Many software packages for hiding, encrypting, and emailing data are introduced along with their usage. However, most software is intended for Windows 95/XP/2000 since the book is dated for 2002. Windows is discussed as a last resort. In fact, when it comes to Windows, the author takes the following approach: Do not use Windows since it leaves behind too much digital litter for a forensics investigator to find, but if you must use Windows, here is what you can do. Newer, better alternatives such as Linux and TrueCrypt are not mentioned, so you might want to use the software as a starting point from which to seek better programs available today.
The most important point to mention about Desktop Witness is that it goes beyond the standard security advice found in almost any computer book. “Never accept cookies.” “Store your password in a safe place.” “Never open email attachments.” “Update your anti-virus software.” Generic statements like these only thwart script-kiddies and your little sister. They sound good in computer magazines, but they will not protect you from government-funded intelligence agencies determined to monitor your communications with resistance groups.
The information in Desktop Witness operates on a higher level intending to thwart professional criminal rings and Big Brother governments. For example, you will find information using DOS and floppies to send encrypted email through satellite phone links in order to thwart forensics examiners in the event that your computer is confiscated by law enforcement officers. Yes, Desktop Witness operates on a much, much higher level because the stakes – imprisonment and physical persecution – are higher. Whether this is seen as paranoia or not is best left to the reader depending upon his privacy needs and the country he lives in.
And that leads to the second reason why I consider this book valuable: The ideas and information go beyond general computer security. We are talking about imprisonment-for-life-if-discovered countermeasures. Desktop Witness is not a book about illegal activities (depending upon where you live, of course), but it deals with information that other computer security books seem afraid to publish. Most computer security books I have read only repeat what many of us have already heard countless times, “Choose a password at least eight characters in length,” blah, blah, blah. Nothing in-depth. Desktop Witness takes your security awareness to another level by presenting “touchy” topics that you most likely will not find in regular bookstores. The author even warns that the very act of possessing this book in certain countries may be reason enough to monitor you.

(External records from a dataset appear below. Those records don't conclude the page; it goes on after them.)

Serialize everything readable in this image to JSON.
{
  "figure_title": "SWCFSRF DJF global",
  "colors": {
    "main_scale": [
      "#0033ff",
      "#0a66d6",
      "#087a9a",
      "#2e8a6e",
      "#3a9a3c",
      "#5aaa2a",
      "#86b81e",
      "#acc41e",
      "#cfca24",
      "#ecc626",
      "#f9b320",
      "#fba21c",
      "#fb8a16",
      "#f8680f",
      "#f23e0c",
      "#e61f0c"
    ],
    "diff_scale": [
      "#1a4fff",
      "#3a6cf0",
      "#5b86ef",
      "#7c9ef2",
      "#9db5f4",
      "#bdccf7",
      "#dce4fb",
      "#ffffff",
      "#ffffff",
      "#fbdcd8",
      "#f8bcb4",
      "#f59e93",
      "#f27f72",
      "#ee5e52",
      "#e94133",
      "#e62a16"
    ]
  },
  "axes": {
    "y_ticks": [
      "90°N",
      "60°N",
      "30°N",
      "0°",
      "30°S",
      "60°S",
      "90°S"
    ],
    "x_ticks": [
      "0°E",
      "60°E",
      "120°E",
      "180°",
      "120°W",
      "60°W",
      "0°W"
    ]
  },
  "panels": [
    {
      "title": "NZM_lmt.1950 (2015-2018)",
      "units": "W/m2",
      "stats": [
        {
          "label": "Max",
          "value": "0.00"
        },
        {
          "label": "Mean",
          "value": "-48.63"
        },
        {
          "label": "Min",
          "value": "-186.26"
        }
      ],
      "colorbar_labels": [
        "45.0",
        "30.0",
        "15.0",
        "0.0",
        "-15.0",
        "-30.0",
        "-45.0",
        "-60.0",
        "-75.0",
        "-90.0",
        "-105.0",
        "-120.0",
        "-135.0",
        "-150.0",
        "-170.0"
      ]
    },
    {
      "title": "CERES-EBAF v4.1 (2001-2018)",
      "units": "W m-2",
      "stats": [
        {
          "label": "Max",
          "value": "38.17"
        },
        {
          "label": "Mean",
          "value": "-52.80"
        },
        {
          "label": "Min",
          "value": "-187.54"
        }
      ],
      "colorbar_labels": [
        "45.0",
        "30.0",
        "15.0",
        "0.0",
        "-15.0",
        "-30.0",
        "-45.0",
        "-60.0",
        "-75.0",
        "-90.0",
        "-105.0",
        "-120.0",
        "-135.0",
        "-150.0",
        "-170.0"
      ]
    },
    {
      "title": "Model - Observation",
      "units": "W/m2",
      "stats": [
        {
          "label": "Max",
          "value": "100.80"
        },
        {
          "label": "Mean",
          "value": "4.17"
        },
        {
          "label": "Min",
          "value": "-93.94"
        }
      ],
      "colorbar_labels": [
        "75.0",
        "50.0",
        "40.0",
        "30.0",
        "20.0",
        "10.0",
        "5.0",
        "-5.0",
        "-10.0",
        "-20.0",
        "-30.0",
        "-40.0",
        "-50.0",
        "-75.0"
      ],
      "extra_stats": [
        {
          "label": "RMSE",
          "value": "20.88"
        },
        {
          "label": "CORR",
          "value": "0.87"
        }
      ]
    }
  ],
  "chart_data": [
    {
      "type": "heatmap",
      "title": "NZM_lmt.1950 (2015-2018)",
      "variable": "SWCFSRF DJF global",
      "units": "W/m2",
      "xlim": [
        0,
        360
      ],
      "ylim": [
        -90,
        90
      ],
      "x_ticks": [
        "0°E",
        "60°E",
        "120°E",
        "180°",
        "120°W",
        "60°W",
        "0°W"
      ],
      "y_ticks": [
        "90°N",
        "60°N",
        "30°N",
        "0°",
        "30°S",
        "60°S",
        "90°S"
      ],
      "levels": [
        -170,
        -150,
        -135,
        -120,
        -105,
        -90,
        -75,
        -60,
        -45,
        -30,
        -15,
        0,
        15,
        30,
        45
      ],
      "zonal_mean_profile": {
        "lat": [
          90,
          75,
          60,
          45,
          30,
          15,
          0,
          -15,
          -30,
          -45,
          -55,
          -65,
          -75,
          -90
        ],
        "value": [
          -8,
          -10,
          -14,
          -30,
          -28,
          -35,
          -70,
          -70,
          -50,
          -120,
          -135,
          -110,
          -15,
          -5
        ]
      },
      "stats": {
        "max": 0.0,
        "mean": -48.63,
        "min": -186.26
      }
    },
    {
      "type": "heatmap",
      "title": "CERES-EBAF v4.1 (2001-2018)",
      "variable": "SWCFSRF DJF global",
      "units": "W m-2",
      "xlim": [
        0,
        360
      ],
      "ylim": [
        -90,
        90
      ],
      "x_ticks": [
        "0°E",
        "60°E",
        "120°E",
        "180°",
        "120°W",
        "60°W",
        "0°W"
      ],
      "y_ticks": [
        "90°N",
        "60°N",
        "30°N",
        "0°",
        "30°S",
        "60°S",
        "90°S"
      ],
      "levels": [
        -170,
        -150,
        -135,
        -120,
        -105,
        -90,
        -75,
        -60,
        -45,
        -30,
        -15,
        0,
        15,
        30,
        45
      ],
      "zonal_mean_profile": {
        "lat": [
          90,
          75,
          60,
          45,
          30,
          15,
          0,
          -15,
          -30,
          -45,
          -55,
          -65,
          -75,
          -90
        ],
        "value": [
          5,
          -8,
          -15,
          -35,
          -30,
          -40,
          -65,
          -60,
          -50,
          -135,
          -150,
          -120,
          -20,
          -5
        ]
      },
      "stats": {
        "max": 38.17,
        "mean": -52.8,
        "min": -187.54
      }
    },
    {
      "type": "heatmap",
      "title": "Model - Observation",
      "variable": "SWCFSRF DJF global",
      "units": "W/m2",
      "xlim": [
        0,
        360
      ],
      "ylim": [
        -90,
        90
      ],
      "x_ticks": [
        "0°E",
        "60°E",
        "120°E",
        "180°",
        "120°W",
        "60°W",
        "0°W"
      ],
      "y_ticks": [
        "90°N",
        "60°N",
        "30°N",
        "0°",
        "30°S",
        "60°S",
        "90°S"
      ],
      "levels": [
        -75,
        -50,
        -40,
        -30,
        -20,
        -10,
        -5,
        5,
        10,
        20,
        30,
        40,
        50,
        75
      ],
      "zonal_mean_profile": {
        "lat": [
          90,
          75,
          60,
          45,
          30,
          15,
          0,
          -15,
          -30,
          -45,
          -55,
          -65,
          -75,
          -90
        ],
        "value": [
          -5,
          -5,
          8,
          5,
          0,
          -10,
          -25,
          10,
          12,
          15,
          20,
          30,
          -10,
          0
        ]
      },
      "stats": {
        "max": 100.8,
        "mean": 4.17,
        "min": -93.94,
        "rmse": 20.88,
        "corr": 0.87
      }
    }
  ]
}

Due to the outdated Windows software, a number of chapters can be skipped, but the rest of the book is essential reading no matter what time period you live in. We live in a world where slavery is the natural state of man and where governments squash any perceived threat to their control.
Reading Desktop Witness will broaden your horizon and shake your thinking regarding computer privacy while offering practical advice on how to maintain your personal privacy in public times no matter where on the globe you may be.
Desktop Witness has the potential to shatter any trust you might have in social networks, home computers, and the Internet. You might even find yourself using your private computer with more caution than you previously did after reading this book. Yes, it’s that kind of book.
This is a riveting read that will make you wish you could form your own country of freedom on another planet. In the meantime, it shows you how to hide your data and erase your traces.